#i claim queue
Dorian: If I die, I want you to have all my books.
Aelin: That’s the nicest thing anyone has ever said to me.
Aelin: Don’t die though.
Elide: I don’t want to be too much of a bother, but could you do me a small favor?
Manon, Aelin, Yrene, pretty much anyone: I’d literally die for you, but go on.
Aelin, at some point during those months at Mistward: Don’t be intimidated, Aelin. Just try to imagine him in his underwear.
Aelin, imagining Rowan in his underwear: OH NO, HE’S HOT!
Aelin: It’s really muggy out today.
Rowan: I swear to God, if I go outside and all of our mugs are in the garden, I’m leaving you.

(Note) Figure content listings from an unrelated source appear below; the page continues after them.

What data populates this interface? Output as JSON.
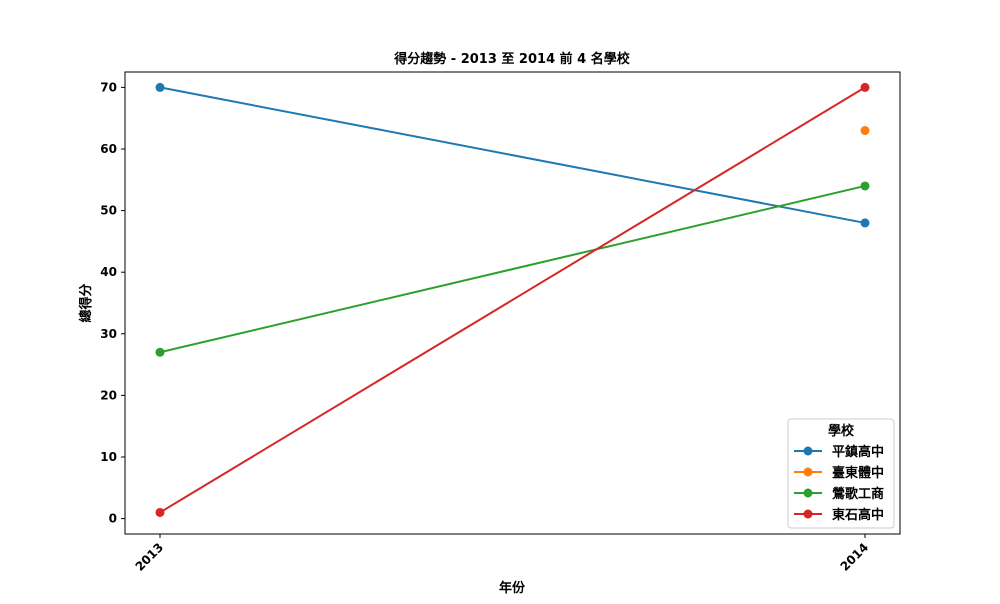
{
  "chart_data": {
    "type": "line",
    "title": "得分趨勢 - 2013 至 2014 前 4 名學校",
    "xlabel": "年份",
    "ylabel": "總得分",
    "x": [
      "2013",
      "2014"
    ],
    "ylim": [
      -2.5,
      72.5
    ],
    "yticks": [
      0,
      10,
      20,
      30,
      40,
      50,
      60,
      70
    ],
    "legend": {
      "title": "學校",
      "placement": "lower-right"
    },
    "grid": false,
    "series": [
      {
        "name": "平鎮高中",
        "color": "#1f77b4",
        "values": [
          70,
          48
        ]
      },
      {
        "name": "臺東體中",
        "color": "#ff7f0e",
        "values": [
          null,
          63
        ]
      },
      {
        "name": "鶯歌工商",
        "color": "#2ca02c",
        "values": [
          27,
          54
        ]
      },
      {
        "name": "東石高中",
        "color": "#d62728",
        "values": [
          1,
          70
        ]
      }
    ]
  }
}
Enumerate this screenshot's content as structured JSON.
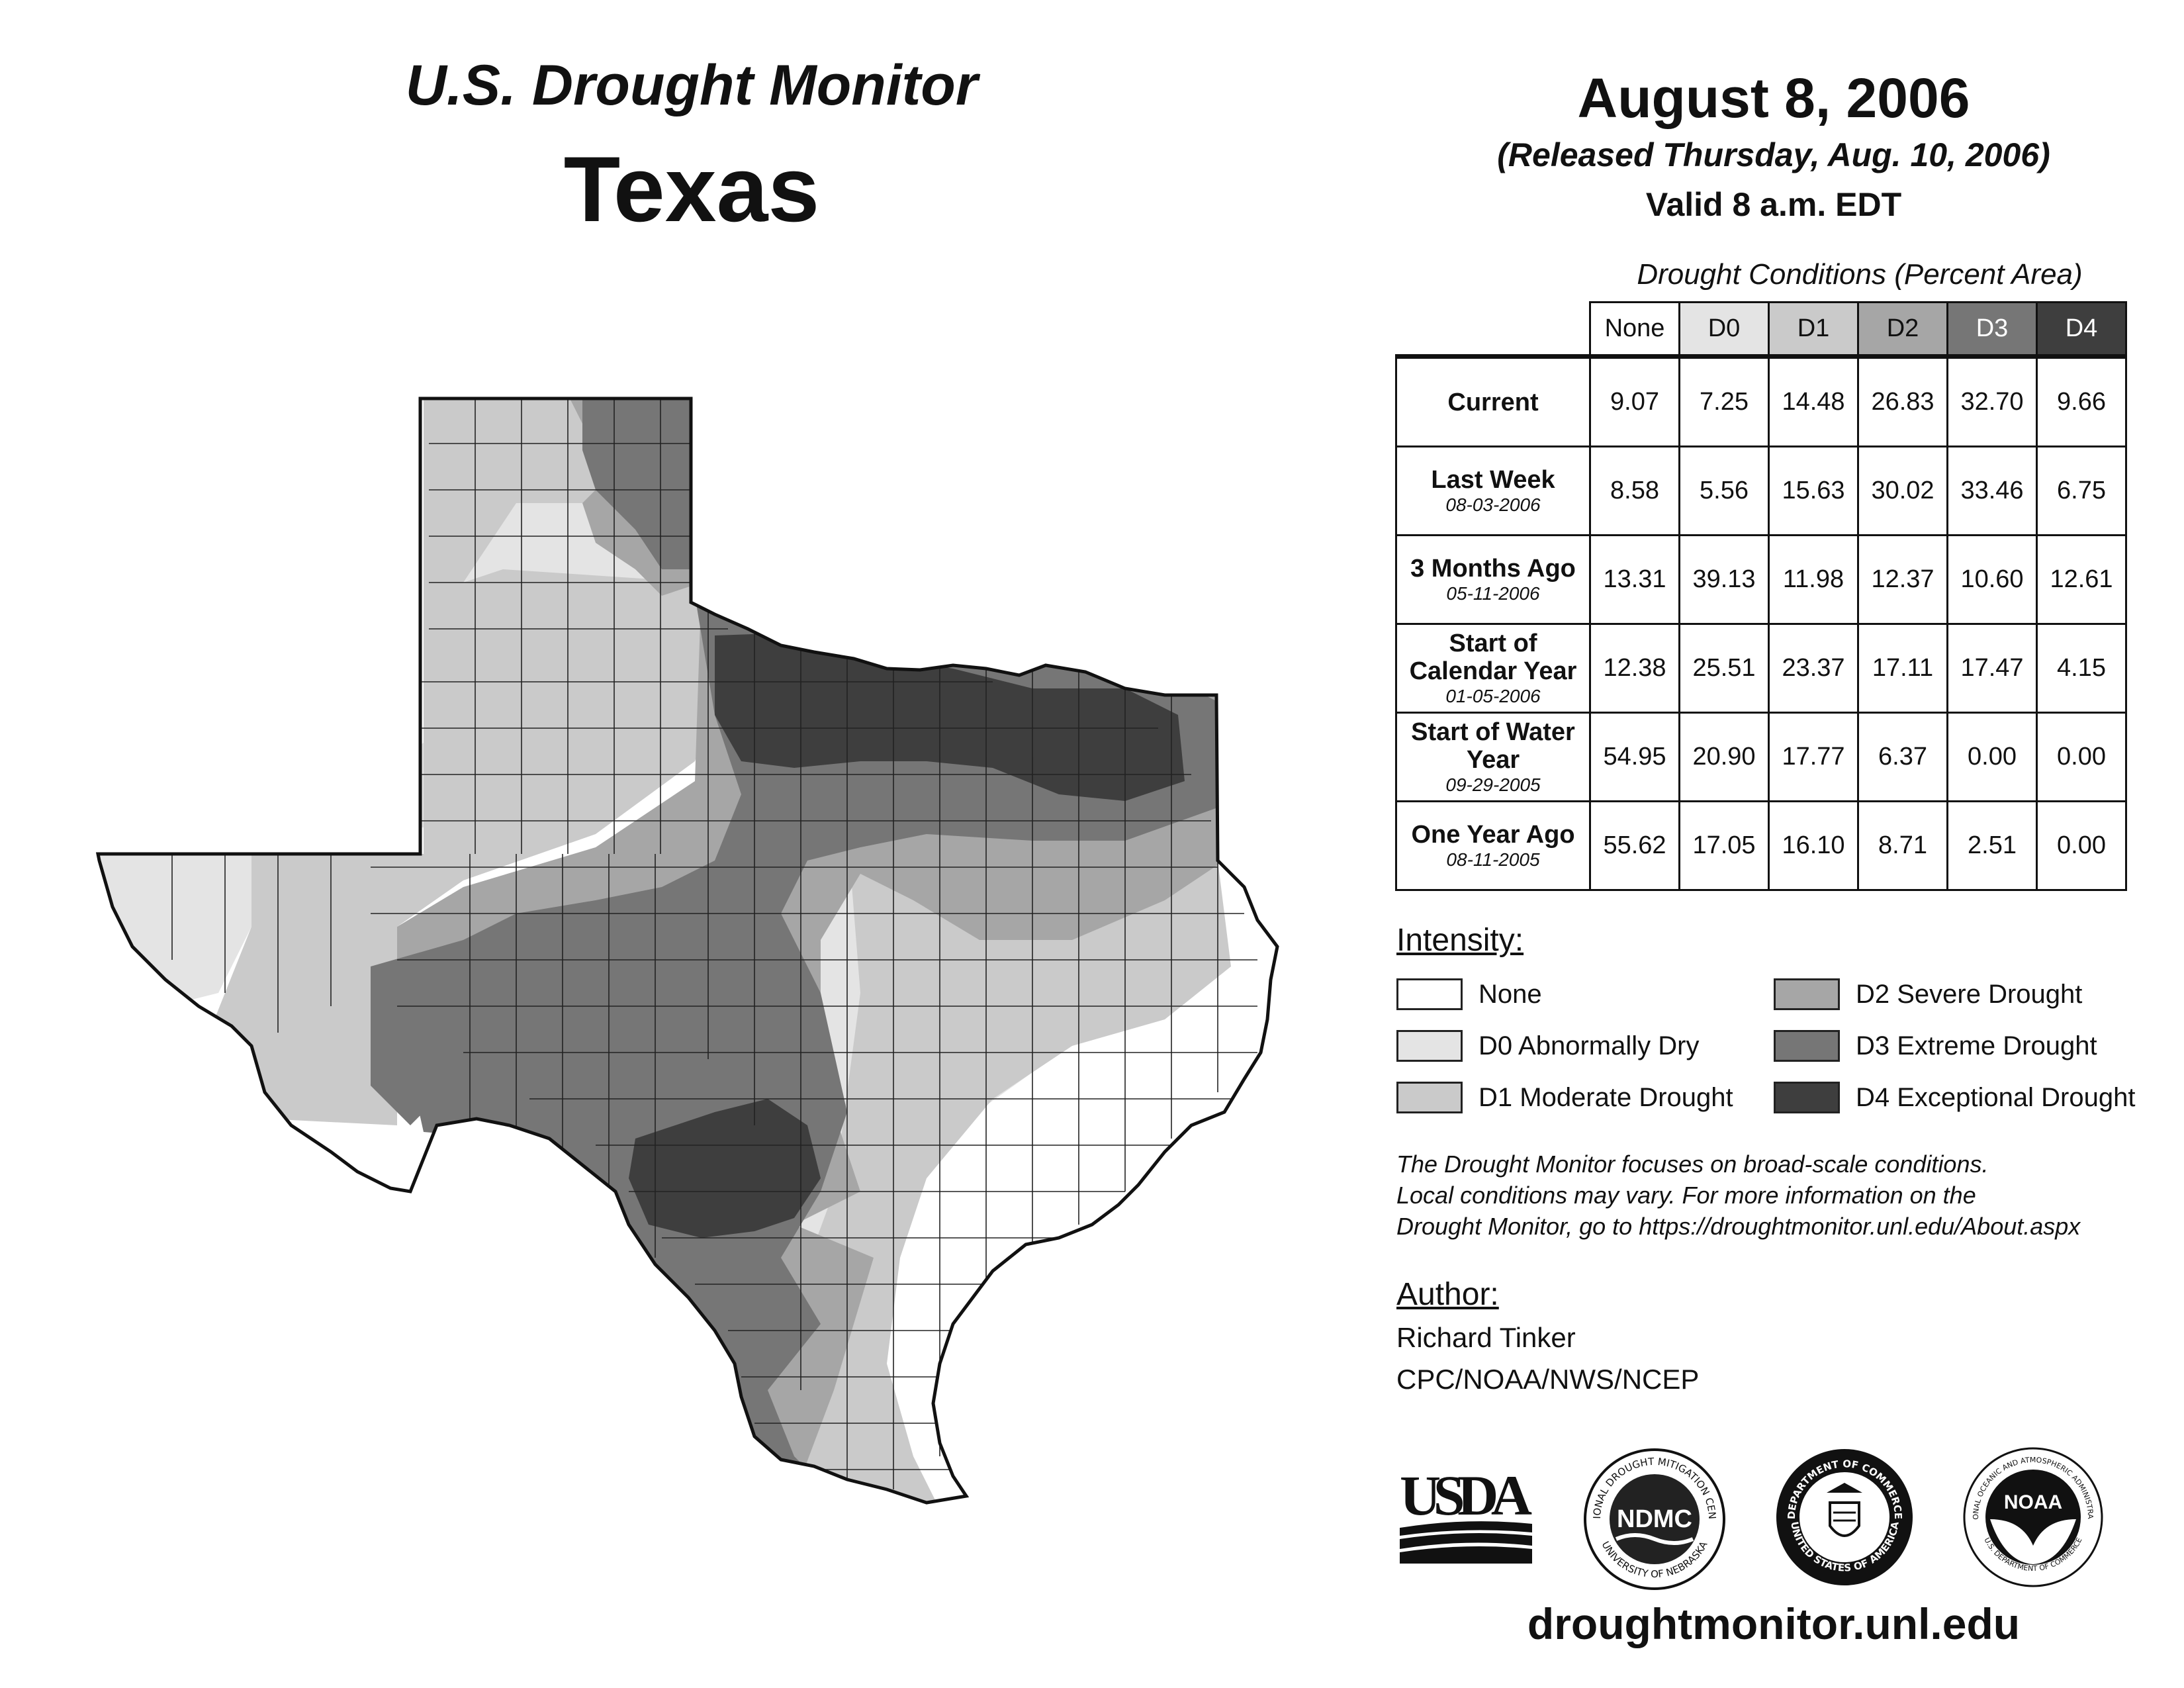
{
  "header": {
    "title": "U.S. Drought Monitor",
    "state": "Texas",
    "date": "August 8, 2006",
    "released": "(Released Thursday, Aug. 10, 2006)",
    "valid": "Valid 8 a.m. EDT"
  },
  "table": {
    "caption": "Drought Conditions (Percent Area)",
    "columns": [
      "None",
      "D0",
      "D1",
      "D2",
      "D3",
      "D4"
    ],
    "rows": [
      {
        "label": "Current",
        "sublabel": "",
        "values": [
          "9.07",
          "7.25",
          "14.48",
          "26.83",
          "32.70",
          "9.66"
        ]
      },
      {
        "label": "Last Week",
        "sublabel": "08-03-2006",
        "values": [
          "8.58",
          "5.56",
          "15.63",
          "30.02",
          "33.46",
          "6.75"
        ]
      },
      {
        "label": "3 Months Ago",
        "sublabel": "05-11-2006",
        "values": [
          "13.31",
          "39.13",
          "11.98",
          "12.37",
          "10.60",
          "12.61"
        ]
      },
      {
        "label": "Start of Calendar Year",
        "sublabel": "01-05-2006",
        "values": [
          "12.38",
          "25.51",
          "23.37",
          "17.11",
          "17.47",
          "4.15"
        ]
      },
      {
        "label": "Start of Water Year",
        "sublabel": "09-29-2005",
        "values": [
          "54.95",
          "20.90",
          "17.77",
          "6.37",
          "0.00",
          "0.00"
        ]
      },
      {
        "label": "One Year Ago",
        "sublabel": "08-11-2005",
        "values": [
          "55.62",
          "17.05",
          "16.10",
          "8.71",
          "2.51",
          "0.00"
        ]
      }
    ]
  },
  "legend": {
    "title": "Intensity:",
    "items": [
      {
        "label": "None",
        "color": "#ffffff"
      },
      {
        "label": "D0 Abnormally Dry",
        "color": "#e4e4e4"
      },
      {
        "label": "D1 Moderate Drought",
        "color": "#cacaca"
      },
      {
        "label": "D2 Severe Drought",
        "color": "#a6a6a6"
      },
      {
        "label": "D3 Extreme Drought",
        "color": "#767676"
      },
      {
        "label": "D4 Exceptional Drought",
        "color": "#3e3e3e"
      }
    ]
  },
  "note": {
    "line1": "The Drought Monitor focuses on broad-scale conditions.",
    "line2": "Local conditions may vary. For more information on the",
    "line3": "Drought Monitor, go to https://droughtmonitor.unl.edu/About.aspx"
  },
  "author": {
    "title": "Author:",
    "name": "Richard Tinker",
    "org": "CPC/NOAA/NWS/NCEP"
  },
  "logos": {
    "usda": "USDA",
    "ndmc": "NDMC",
    "ndmc_ring_top": "NATIONAL DROUGHT MITIGATION CENTER",
    "ndmc_ring_bottom": "UNIVERSITY OF NEBRASKA",
    "doc_ring_top": "DEPARTMENT OF COMMERCE",
    "doc_ring_bottom": "UNITED STATES OF AMERICA",
    "noaa": "NOAA",
    "noaa_ring": "NATIONAL OCEANIC AND ATMOSPHERIC ADMINISTRATION",
    "noaa_ring_bottom": "U.S. DEPARTMENT OF COMMERCE"
  },
  "url": "droughtmonitor.unl.edu",
  "map_colors": {
    "none": "#ffffff",
    "d0": "#e4e4e4",
    "d1": "#cacaca",
    "d2": "#a6a6a6",
    "d3": "#767676",
    "d4": "#3e3e3e",
    "border": "#111111"
  }
}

Aelin: *Sips coffee from a bowl*
Aelin: Humility is key.
Rowan: You have literally been known to yell, “I am a God.”
Lysandra: What’s the worst that could happen around her?
Aedion: Fire, explosions, collisions, tears, nudity, and death.
Lysandra: It’s just Aelin!
Aelin: No, he’s right. That will probably all happen.
Lorcan: What the fuck Aelin?
Aelin: You’ll have to be more specific. I do a lot of “what-the-fuck” kind of stuff.
Teacher: Your child said a swear word in class today.
Aelin: I’ll talk to her.
Aelin, to her kid: What the fuck, dude?
Manon: Can you help me stop doing this weird thing with my face?
Dorian: You mean crying?
Aelin: But I don’t want Rowan as a friend!
Aelin: I want him to go down on me for so long that he has to evolve gills.
Yrene: I don’t need to go to bed. I’m not tired.
Chaol: But I’ll be so lonely without you. Come curl up in my arms so I can feel whole again.
Yrene: Oh, well. In that case—
Yrene: Wait are you trying to seduce me into healthy sleeping patterns?
Chaol: Is it working?
Lorcan, whenever Aelin whines about something: You’re kind of a bitch.
Aelin: And I’m the baddest bitch in town.